Sharing an &Rest list with a list given to apply is clearly an optimization,
and as such, should not be required. However, if it is allowed,
destructively modifying an &rest list becomes extremely dangerous, and hence
should never be done. In fact, it might be appropriate to say it is "an error"
to modify one.
I think this is a big mistake. The cleaner approach to this and other
issues like it is to consider the language issues first. A well-defined
language that is portable, easy to understand and debug is what's
important. Optimizations are the domain of the implementation.
That's the whole idea behind DECLARE.
Smart Compilers, tricky type representations, multiple function entry points,
etc, are important, but are all PERFORMANCE issues, not semantic ones.

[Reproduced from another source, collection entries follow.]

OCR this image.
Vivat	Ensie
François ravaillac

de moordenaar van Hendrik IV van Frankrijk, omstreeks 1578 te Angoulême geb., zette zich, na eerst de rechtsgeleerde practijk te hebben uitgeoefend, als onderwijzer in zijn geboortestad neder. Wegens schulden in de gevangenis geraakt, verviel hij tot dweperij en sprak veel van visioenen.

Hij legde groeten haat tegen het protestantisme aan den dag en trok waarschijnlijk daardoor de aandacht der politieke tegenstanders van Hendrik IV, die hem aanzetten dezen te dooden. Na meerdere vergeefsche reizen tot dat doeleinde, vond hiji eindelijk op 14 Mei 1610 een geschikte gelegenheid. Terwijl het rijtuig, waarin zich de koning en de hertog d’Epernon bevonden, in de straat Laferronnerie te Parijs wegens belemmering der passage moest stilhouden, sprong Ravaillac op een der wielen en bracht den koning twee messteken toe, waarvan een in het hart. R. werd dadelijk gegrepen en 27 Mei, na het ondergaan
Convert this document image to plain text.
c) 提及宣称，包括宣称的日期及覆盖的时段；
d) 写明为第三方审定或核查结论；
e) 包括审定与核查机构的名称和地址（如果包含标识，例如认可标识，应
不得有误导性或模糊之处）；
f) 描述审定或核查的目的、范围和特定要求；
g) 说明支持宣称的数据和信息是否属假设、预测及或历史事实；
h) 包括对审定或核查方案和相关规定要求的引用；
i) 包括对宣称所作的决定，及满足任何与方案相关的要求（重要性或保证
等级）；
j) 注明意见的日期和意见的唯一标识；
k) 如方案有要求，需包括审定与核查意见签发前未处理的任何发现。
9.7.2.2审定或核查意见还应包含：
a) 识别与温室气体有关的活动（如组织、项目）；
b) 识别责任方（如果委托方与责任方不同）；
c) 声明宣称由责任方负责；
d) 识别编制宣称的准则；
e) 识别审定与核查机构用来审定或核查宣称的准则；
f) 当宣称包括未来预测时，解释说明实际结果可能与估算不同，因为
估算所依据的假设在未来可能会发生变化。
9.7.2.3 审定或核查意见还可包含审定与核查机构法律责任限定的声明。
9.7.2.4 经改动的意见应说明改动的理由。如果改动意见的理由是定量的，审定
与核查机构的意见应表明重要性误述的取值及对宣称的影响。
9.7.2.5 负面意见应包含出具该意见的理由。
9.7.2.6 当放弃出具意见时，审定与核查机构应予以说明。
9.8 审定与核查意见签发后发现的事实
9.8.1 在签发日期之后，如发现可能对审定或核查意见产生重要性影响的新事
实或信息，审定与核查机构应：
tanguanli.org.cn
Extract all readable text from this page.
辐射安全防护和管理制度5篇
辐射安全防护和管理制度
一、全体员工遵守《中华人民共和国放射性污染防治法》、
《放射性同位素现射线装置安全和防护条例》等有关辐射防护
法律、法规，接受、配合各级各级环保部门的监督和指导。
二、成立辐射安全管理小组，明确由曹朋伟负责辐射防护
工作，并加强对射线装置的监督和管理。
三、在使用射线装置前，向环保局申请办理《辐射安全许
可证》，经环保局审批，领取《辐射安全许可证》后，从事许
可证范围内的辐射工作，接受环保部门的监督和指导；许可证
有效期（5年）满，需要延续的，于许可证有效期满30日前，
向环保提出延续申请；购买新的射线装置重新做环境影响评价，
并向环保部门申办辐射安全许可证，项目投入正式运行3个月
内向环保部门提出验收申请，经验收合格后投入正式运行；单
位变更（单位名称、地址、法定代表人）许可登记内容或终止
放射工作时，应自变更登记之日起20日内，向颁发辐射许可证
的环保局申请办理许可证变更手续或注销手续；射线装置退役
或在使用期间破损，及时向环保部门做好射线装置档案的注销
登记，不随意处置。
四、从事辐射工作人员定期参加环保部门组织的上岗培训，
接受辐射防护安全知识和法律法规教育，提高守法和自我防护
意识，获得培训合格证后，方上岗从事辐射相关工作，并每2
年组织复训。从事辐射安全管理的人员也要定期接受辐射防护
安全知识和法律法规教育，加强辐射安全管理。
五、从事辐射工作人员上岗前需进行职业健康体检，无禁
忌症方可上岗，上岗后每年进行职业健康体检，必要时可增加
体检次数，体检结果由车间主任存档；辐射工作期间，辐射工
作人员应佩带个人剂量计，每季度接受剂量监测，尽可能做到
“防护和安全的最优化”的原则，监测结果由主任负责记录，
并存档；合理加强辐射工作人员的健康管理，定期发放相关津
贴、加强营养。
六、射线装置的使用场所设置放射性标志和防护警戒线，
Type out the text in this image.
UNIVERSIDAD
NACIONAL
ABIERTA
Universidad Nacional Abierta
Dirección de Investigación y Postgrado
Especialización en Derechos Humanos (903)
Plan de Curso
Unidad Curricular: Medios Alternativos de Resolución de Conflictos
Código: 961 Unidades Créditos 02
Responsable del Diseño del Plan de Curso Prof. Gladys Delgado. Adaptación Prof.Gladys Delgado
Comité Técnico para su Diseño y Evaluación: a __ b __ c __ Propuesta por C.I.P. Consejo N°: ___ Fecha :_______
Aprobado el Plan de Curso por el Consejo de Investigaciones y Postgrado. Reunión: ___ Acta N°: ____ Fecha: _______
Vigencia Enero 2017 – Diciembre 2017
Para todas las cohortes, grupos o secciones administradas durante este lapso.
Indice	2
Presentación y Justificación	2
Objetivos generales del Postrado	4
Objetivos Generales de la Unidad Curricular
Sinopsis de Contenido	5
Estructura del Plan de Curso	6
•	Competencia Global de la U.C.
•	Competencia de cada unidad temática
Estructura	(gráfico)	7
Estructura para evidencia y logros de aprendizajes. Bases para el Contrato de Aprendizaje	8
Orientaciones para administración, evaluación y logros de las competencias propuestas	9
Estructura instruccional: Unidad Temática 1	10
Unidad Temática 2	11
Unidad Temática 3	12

In the case of &Rest args, it seems to me that the right way to deal
with it is to say the list is always freshly consed. If a compiler
can recognize that the list is never modified, it would be free
share it's structure with an Apply arg. If it can determine the
list is inaccessable on function return, it is free to stack-allocate it.
Providing declarations to help the compiler are very useful, but still can
be ignored without changing the program's correctness.
In regards to &More, or whatever, I think the &Rest mechanism is
perfectly adequate. A stack consed &Rest eliminates the conses,
which seems to be what people want to avoid.